While my main focus was on presentation, cooking experience and, of course, taste, I also paid close attention to the packaging included with the kit.
And yes, like other meal kits, Amazon’s include plastic wrapped ingredients that will inevitably make their way to landfills. But I also noticed one major difference with Amazon’s meal kits: they use fully recyclable freezer packs.
While this may not seem like a big deal, I think it is. Just a couple weeks ago, Mother Jones ran a piece on the freezer pack problem that highlighted just how much landfill result from these goo-filled packs.
According to the piece:
If you figure that each box contains about three meals and two six-pound ice packs, that’s a staggering 192,000 tons of freezer-pack waste every year from Blue Apron alone. To put that in perspective, that’s the weight of nearly 100,000 cars or 2 million adult men. When I shared those numbers with Jack Macy, a senior coordinator for the San Francisco Department of the Environment’s Commercial Zero Waste program, he could scarcely believe it. “That is an incredible waste,” he said. The only reason he suspects he hasn’t heard about it yet from the city’s trash haulers is that the freezer packs end up hidden in garbage bags.

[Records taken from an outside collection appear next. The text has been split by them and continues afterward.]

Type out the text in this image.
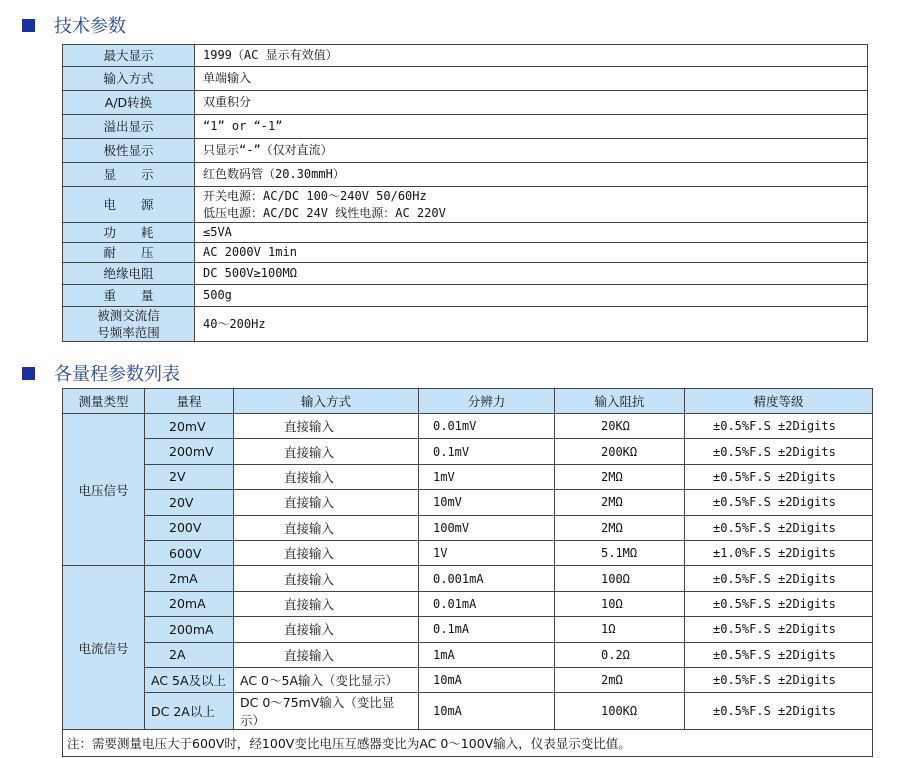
技术参数
最大显示	1999（AC 显示有效值）

输入方式	单端输入

A/D转换	双重积分

溢出显示	“1” or “-1”

极性显示	只显示“-”（仅对直流）

显　　示	红色数码管（20.30mmH）

电　　源	开关电源：AC/DC 100～240V 50/60Hz
低压电源：AC/DC 24V 线性电源：AC 220V

功　　耗	≤5VA

耐　　压	AC 2000V 1min

绝缘电阻	DC 500V≥100MΩ

重　　量	500g

被测交流信
号频率范围	40～200Hz
各量程参数列表
测量类型	量程	输入方式	分辨力	输入阻抗	精度等级
电压信号	20mV	直接输入	0.01mV	20KΩ	±0.5%F.S ±2Digits
	200mV	直接输入	0.1mV	200KΩ	±0.5%F.S ±2Digits
	2V	直接输入	1mV	2MΩ	±0.5%F.S ±2Digits
	20V	直接输入	10mV	2MΩ	±0.5%F.S ±2Digits
	200V	直接输入	100mV	2MΩ	±0.5%F.S ±2Digits
	600V	直接输入	1V	5.1MΩ	±1.0%F.S ±2Digits
电流信号	2mA	直接输入	0.001mA	100Ω	±0.5%F.S ±2Digits
	20mA	直接输入	0.01mA	10Ω	±0.5%F.S ±2Digits
	200mA	直接输入	0.1mA	1Ω	±0.5%F.S ±2Digits
	2A	直接输入	1mA	0.2Ω	±0.5%F.S ±2Digits
	AC 5A及以上	AC 0～5A输入（变比显示）	10mA	2mΩ	±0.5%F.S ±2Digits
	DC 2A以上	DC 0～75mV输入（变比显示）	10mA	100KΩ	±0.5%F.S ±2Digits
注：需要测量电压大于600V时，经100V变比电压互感器变比为AC 0～100V输入，仪表显示变比值。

One thing that struck me with Amazon meal kits is how polished and thought out the entire presentation seemed. Recyclable freezer packs were a part of that assessment.
I hope other meal kit companies start to offer recyclable freezer packs, but I wonder if their delivery infrastructure allows them to do so. The Amazon meal kit was ordered and shipped to my doorstep in about an eight hour window. While I am not sure of the entire packaging and delivery window for each Blue Apron box, it may be longer than that and require a freezer pack that stays cold longer.
Of course, Blue Apron and other meal kit companies encourage reuse of their freezer packs and offer pick up programs. But, as was the case with us, they sometimes found their way into the garbage.
Sure seems making them recyclable would solve that problem.